In the most unpretentious way possible, Singin’ in the Rain gives an audience the elements necessary for a good musical: carefully established reality and unreality, with smooth transitions between them. And for those who do want a musical, there are old tunes and new tunes and great performers to present them. For people who think romance is sappy, there’s the humorously treated history of the transition to sound in film. For people who don’t want comedy, there’s a charming romance. For people who don’t like musicals, it’s still a very funny comedy. Love it or hate it (and few hate it), overrate it or underrate it, the 1952 film makes a perfect musical yardstick. Kelly stars as a silent-movie idol who is making his first talking picture he falls for a chorus girl, played by Debbie Reynolds, who’s tasked with dubbing the strident-voiced leading lady’s lines. It’s the musical for people who don’t like musicals. The producer Arthur Freed, the directors Gene Kelly and Stanley Donen, and the writers Betty Comden and Adolph Green succeeded with this challenge in Singin’ in the Rain.

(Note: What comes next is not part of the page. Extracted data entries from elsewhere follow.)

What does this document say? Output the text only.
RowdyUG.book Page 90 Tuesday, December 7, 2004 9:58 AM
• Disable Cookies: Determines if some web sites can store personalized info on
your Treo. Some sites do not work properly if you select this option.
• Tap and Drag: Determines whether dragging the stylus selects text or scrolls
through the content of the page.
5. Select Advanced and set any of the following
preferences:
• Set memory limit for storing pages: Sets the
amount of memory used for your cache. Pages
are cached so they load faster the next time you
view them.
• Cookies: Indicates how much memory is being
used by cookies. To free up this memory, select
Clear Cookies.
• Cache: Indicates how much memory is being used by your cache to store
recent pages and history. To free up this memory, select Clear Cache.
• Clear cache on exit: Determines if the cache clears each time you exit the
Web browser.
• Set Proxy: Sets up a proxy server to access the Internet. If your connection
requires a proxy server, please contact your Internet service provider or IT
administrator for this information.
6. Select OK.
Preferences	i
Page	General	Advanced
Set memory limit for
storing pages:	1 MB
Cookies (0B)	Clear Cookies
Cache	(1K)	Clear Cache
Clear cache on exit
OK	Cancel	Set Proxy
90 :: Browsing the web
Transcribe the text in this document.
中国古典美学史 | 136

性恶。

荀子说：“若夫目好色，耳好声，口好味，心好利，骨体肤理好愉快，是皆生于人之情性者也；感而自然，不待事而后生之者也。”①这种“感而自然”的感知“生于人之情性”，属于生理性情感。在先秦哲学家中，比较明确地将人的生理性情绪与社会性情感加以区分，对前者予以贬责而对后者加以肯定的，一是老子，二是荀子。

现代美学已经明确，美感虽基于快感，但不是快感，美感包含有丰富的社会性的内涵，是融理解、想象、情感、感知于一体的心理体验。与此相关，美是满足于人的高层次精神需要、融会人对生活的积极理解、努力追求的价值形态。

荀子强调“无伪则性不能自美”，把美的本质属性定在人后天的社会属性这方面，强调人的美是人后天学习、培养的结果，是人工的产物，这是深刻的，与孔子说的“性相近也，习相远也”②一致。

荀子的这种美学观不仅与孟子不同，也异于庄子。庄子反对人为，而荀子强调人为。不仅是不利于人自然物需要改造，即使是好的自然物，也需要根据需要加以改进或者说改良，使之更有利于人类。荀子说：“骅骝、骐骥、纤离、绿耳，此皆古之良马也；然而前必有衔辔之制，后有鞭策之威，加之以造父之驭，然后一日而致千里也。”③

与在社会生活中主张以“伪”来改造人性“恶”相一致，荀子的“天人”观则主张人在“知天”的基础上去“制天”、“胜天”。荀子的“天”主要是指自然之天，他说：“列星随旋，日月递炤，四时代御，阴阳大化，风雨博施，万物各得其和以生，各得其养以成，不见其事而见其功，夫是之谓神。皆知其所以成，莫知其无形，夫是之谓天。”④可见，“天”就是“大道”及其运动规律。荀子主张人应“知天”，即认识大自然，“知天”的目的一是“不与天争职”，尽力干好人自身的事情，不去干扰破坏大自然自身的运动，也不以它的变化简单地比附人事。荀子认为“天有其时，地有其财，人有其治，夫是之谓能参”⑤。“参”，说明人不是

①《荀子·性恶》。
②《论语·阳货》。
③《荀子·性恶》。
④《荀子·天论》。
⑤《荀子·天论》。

They wanted to push the boundaries of the musical genre, test the form, take it apart and find out what made it work best.

everyone piano kiss the rain

But as film artists began to think more and more about musicals, and innovators stepped up to make them, the desire to create a musical that was about being musical emerged and took hold. When sound came to the motion-picture industry, the rush to create musicals was mostly motivated by straightforward thinking: Let’s get some songs and dances up there on the screen.